The effectiveness (or lack thereof) of many drugs is another reason why I will watch the games with relative relaxation. There are really only a few methods that are clearly performance enhancing, in that they enable athletes to perform at a level unobtainable without doping. One is the use of anabolic steroids, most especially for female athletes competing in power events. The other is blood boosting, where artificial enhancements are used to increase the amount of oxygen that can be carried by the blood. Many of the huge variety of compounds tried by athletes, including some that they swear by such as human growth hormone, seem to have relatively little performance benefit - at least at the doses that ethical review committees allow us to use on willing volunteers.

This is not to say that there are not drugs that can significantly enhance human performance. With the trained eye of the biochemist, I can identify many biochemical pathways that could in principle be manipulated to enhance performance. Many other pathways have been discovered by scientific serendipity, most notably some of the gene doping techniques that have resulted in laboratory mice that can perform supernormal feats of strength or endurance. I discuss many of these possibilities in the book, though perhaps for obvious reasons I do not go into the fine details.

So, to quote the much quoted Donald Rumsfeld, in doping there are some known knowns, many known unknowns and, I suspect, very many unknown unknowns. The question we should perhaps be asking is not why does so much doping go on, but instead why so little? Or perhaps better put, why are so few doping agents real game changers? To answer this we have to follow the money. Every single doping agent that is even remotely successful has been a prescription medicine, or minor variant thereof. However, there is no guarantee that the same molecule that enables a deficient patient to perform normally will also allow a normal person to perform supernormally. So whilst this seems to be the case for blood transfusions - topping up with extra blood really makes you run faster for longer - it does not seem, to be the case with human growth hormone therapy. Compared to cancer, vascular disease and dementia, there is relatively little pharmaceutical interest in developing treatments that increase muscle mass. So new drugs are developed rarely. Science also works best in the open. So even if the dopers had the millions of pounds to invest in trying to create a new performance-enhancing drug, the secrecy required for developing such a compound would mitigate against success.

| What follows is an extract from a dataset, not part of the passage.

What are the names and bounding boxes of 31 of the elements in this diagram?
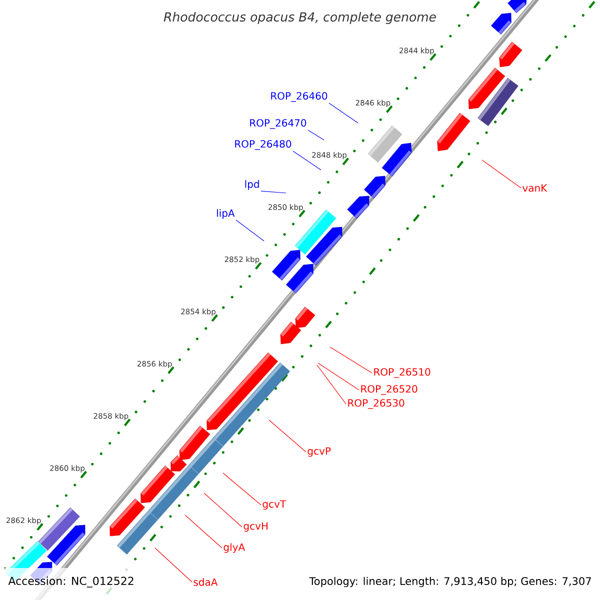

I will leave you with an example of a success that illustrates the openness that is science at its best. Nitrate is an unlikely performance-enhancing drug. But a Swedish research group based in Stockholm recently discovered that it could increase the efficiency of aerobic running. A British group from Exeter, aware of the implications, then wanted to test whether there was a real performance benefit. They weren't able to give nitrate pills to their volunteers, but instead settled for a food rich in the compound, namely beetroot juice. The juice worked. The result is that many of the athletes competing at the London 2012 Olympics will be taking shots of concentrated beetroot juice; these are likely to be as effective as many of the drugs that are on the banned list. When taken in high doses beetroot juice turns urine a shade of purple, an interesting sight for the drug testers. It amuses me that, whilst other Olympics might be called the steroid games, London 2012 might instead gain the moniker of the beetroot juice games.